Selling volatility is a dangerous game. Having a little of it around is a good thing, to encourage clients to buy the stuff that your structured equity division churns out. Too much of it, however, and the hedges that sit behind that business can blow up in your face.
That’s what happened in the first quarter of 2020 at those French banks that make a business of selling structured products. But not all bad experiences were equal.
On paper, they looked similar enough. Revenues in the equities division at BNP Paribas fell to minus €87 million, a swing of nearly 120% in the wrong direction when compared with the first quarter of 2019. At Natixis, equities was minus-€32 million, a swing of 125%.
Frédéric Oudéa, Societe Generale |
At Societe Generale, the business at least stayed in the black, with revenues of €9 million, for a fall of 99%. So, SocGen was the best of a bad bunch, right?
Not necessarily. Some equity derivatives folk reckon it might be more prone to stress in these conditions than its competitors.
The bank’s chief executive, Frédéric Oudéa, certainly says there is reason to rethink what it is doing. He told the Financial Times on April 30 that it would have to “accelerate the transition to simpler products to limit the impact in such incredible scenarios” as the current crisis.
Dividend wrecker
A good chunk of the structured products being sold by these banks are linked to equity indices. Hedging them typically involves holding a basket of the underlying stocks. Doing that means the bank is structurally long dividends, and it’s a good job too – much of the time they are a big part of making this business profitable.
And there’s the first problem that all the banks suffered in the first quarter. European supervisory pressure for banks and insurers to cancel dividend payments for 2019, often after those dividends had been approved or when they were just about to be paid, wrecked the business model for a lot of structured products.

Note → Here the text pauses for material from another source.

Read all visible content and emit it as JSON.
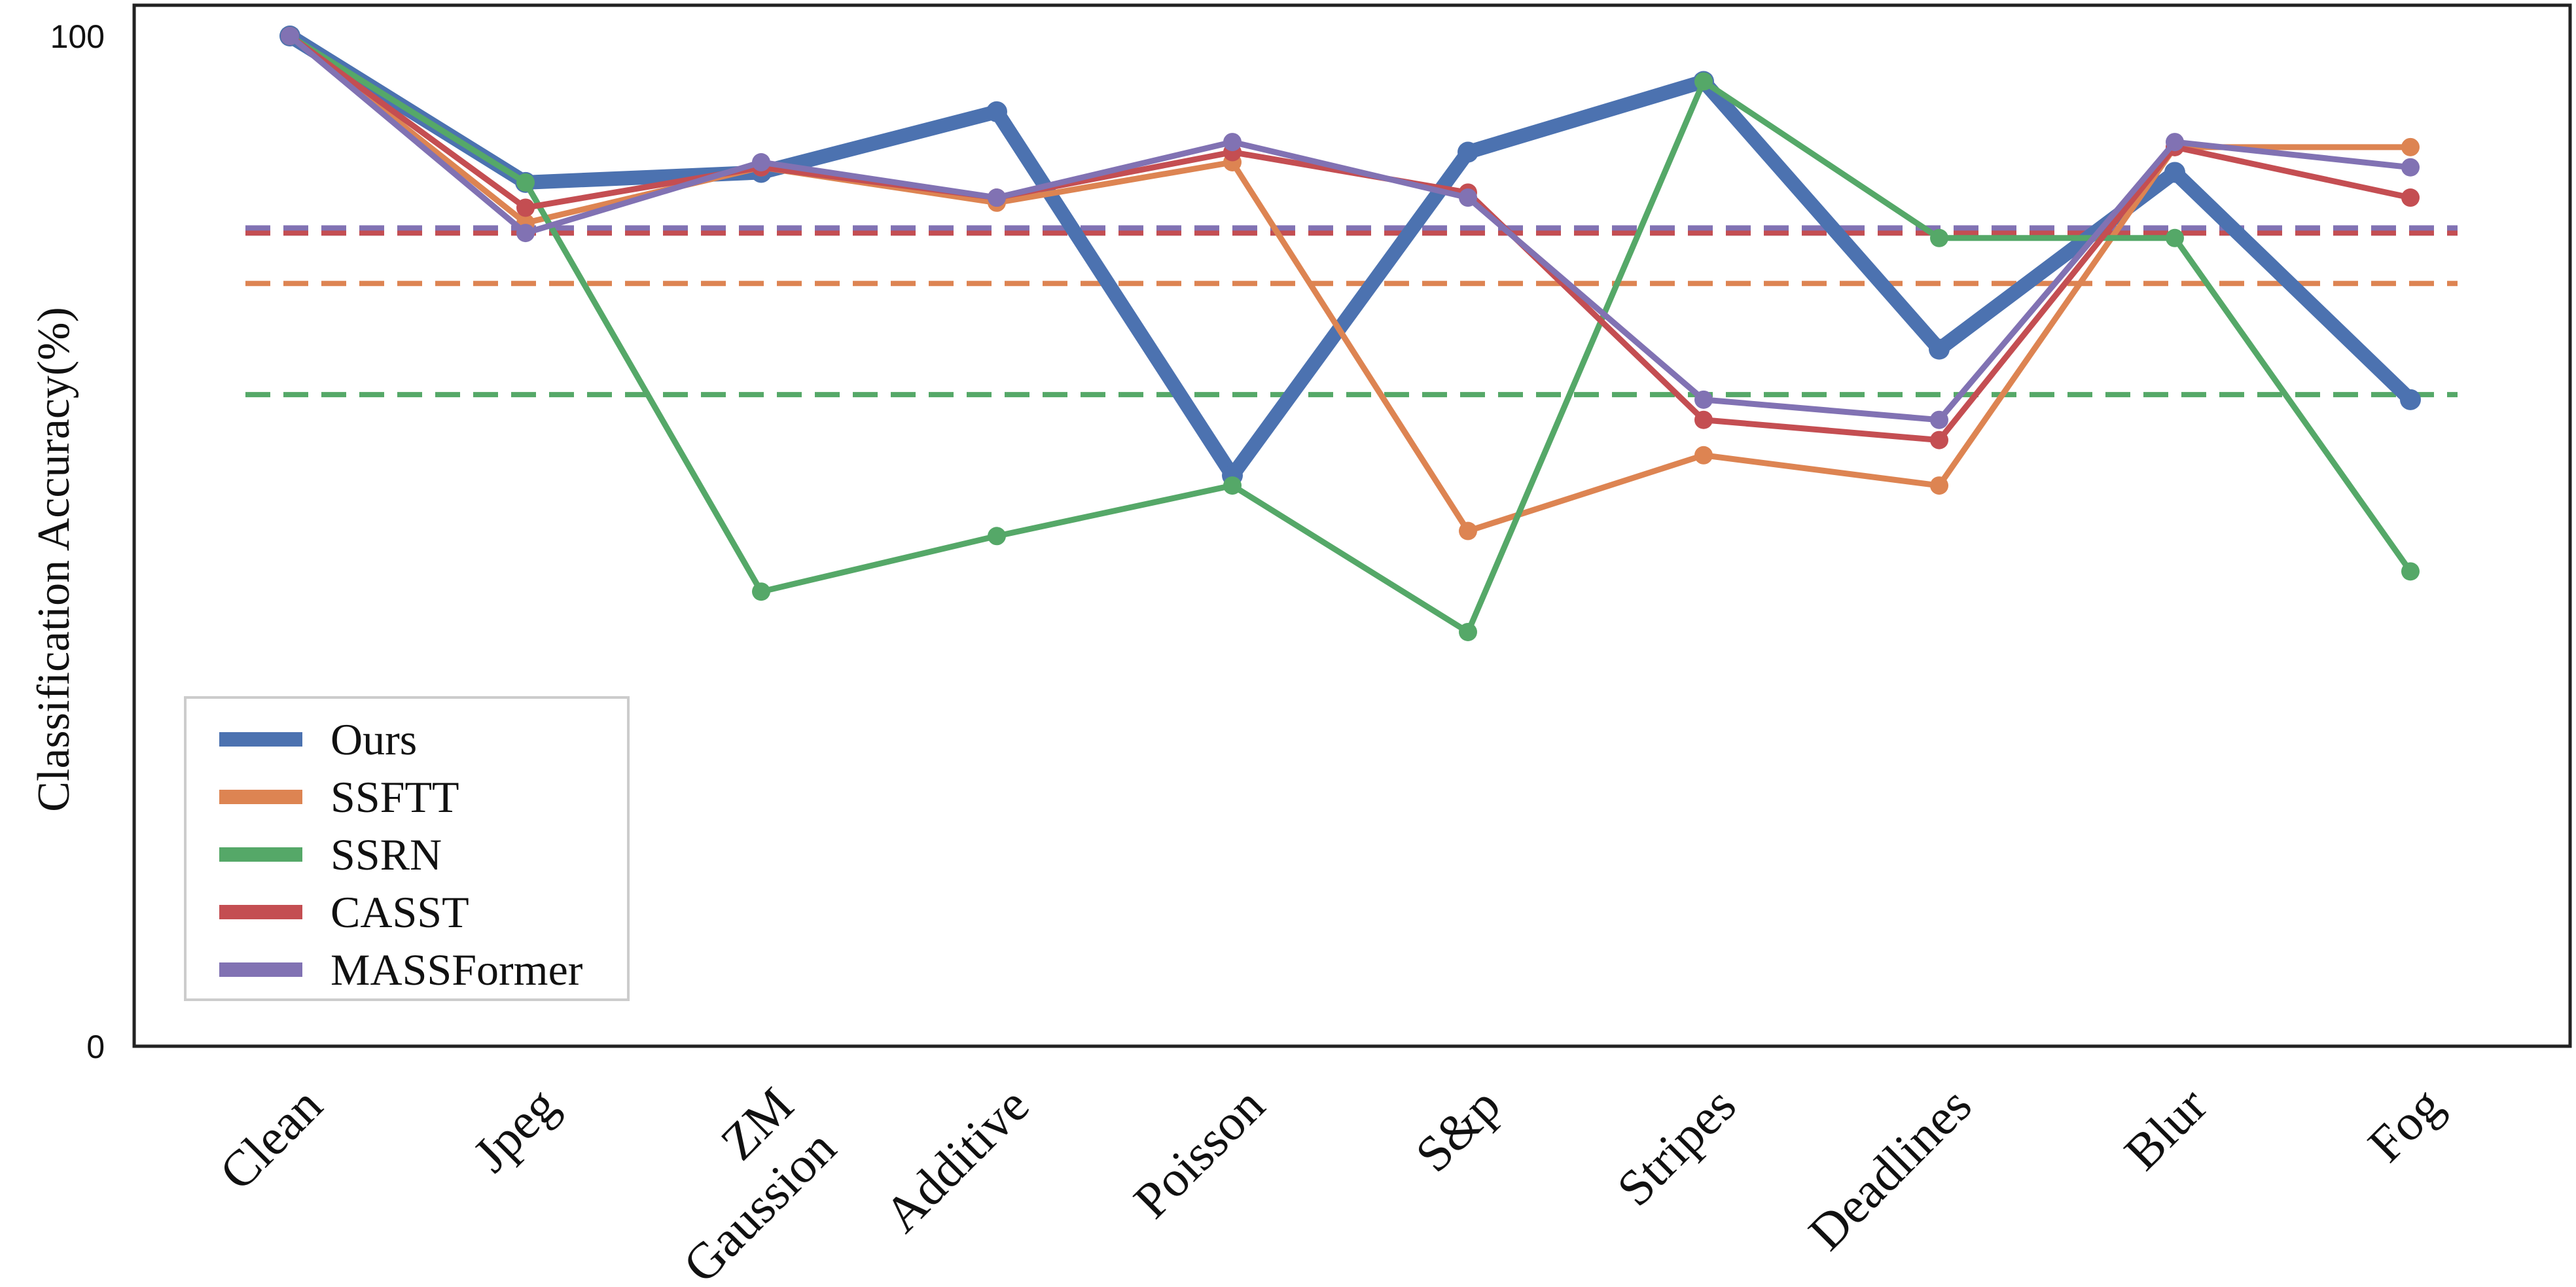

The failure to pay would mostly not have been hedged, since the probability of pay-out would have been close to 100% at the time when the shock came about. On top of that, many companies in other sectors also suspended dividend payments.
BNPP says it is taking a one-off charge of €184 million related to the dividend restrictions. SocGen says its hit was about €200 million, while Natixis has disclosed a €130 million mark-down.
(As an aside, that Natixis number also raised some eyebrows, given that some in the market would have expected Natixis’s basket-arbitrage book to be much smaller than its mark-down would suggest.)
Hedging costs
But the dividend cut is not the whole story, as BNP Paribas CFO Lars Machenil acknowledged on his first-quarter earnings call with analysts. He said that after stripping out the dividend hit, the equity derivatives business lost in March roughly what it had made in January and February.
He blamed the very heavy volatility, which increased hedging costs. Selling products with embedded options requires effective dynamic hedging strategies to keep the bank’s positions as delta-neutral as possible throughout the life of the products. As volatility rises, that hedging becomes more necessary, but also more difficult and expensive. There will also be a lag.
And then on top of that there are reserves. At month-end, banks provision for the cost of closing out their positions. The day-to-day mark to market will be based on the bid/ask mid-point of the relevant securities, so the period-end accounting reserve provisions will be half of the spread.
Spreads were much wider than usual at the end of March, however, so close-out reserves are up.
Concentration risk
The problem SocGen faces – and what Oudéa would doubtless have been alluding to – is that over the years his bank has increased the importance to its business of structured products. But good access to other avenues like flow business is crucial for unwinding of risk, so concentrating on one area can be a problem.
The choice of product also matters. SocGen has been at the forefront of pushing autocallable structures, which pay out to investors (and are terminated) when an index hits a certain level. If the product is not triggered, the coupon accumulates to the next trigger date, and so on.
Bad market conditions mean fewer payouts to investors, but also mean longer exposures for banks to manage – and likely harder conditions in which to hedge them.
The dislocations of the fourth quarter of 2018 are fresh in the memories of the French banks, when Natixis took a €260 million drubbing from exposure to Asian autocallables and BNPP took a hit in its US business.
Ironically, BNPP’s moves to cut US risk after that experience meant that it was more exposed to European risk this time around. But even so, the bank’s management is not talking about rethinking its equity derivatives business on the back of the dividend shock. COO Philippe Bordenave says the bank considers this an exceptional one-off situation.
But in recent years when conditions worsened for the issuance of autocallables, SocGen doubled down by finding ways to tweak the structure to make it more attractive to investors in spite of sluggish indices.
The aim of some of those changes was to make structures more likely to pay out, partly by having more frequent call dates; but if those also failed in poor conditions, then it simply means bigger and bigger positions to hedge.
All of which suggests that it is indeed exposure to elevated hedging costs that is playing on Oudéa’s mind at SocGen more than anything else when he talks about a rethink of his business.
With the dividend shock out of the way, it is the next few quarters that will show whether the French banks’ equity derivative woes are one-off or more structural – and which of them is most exposed.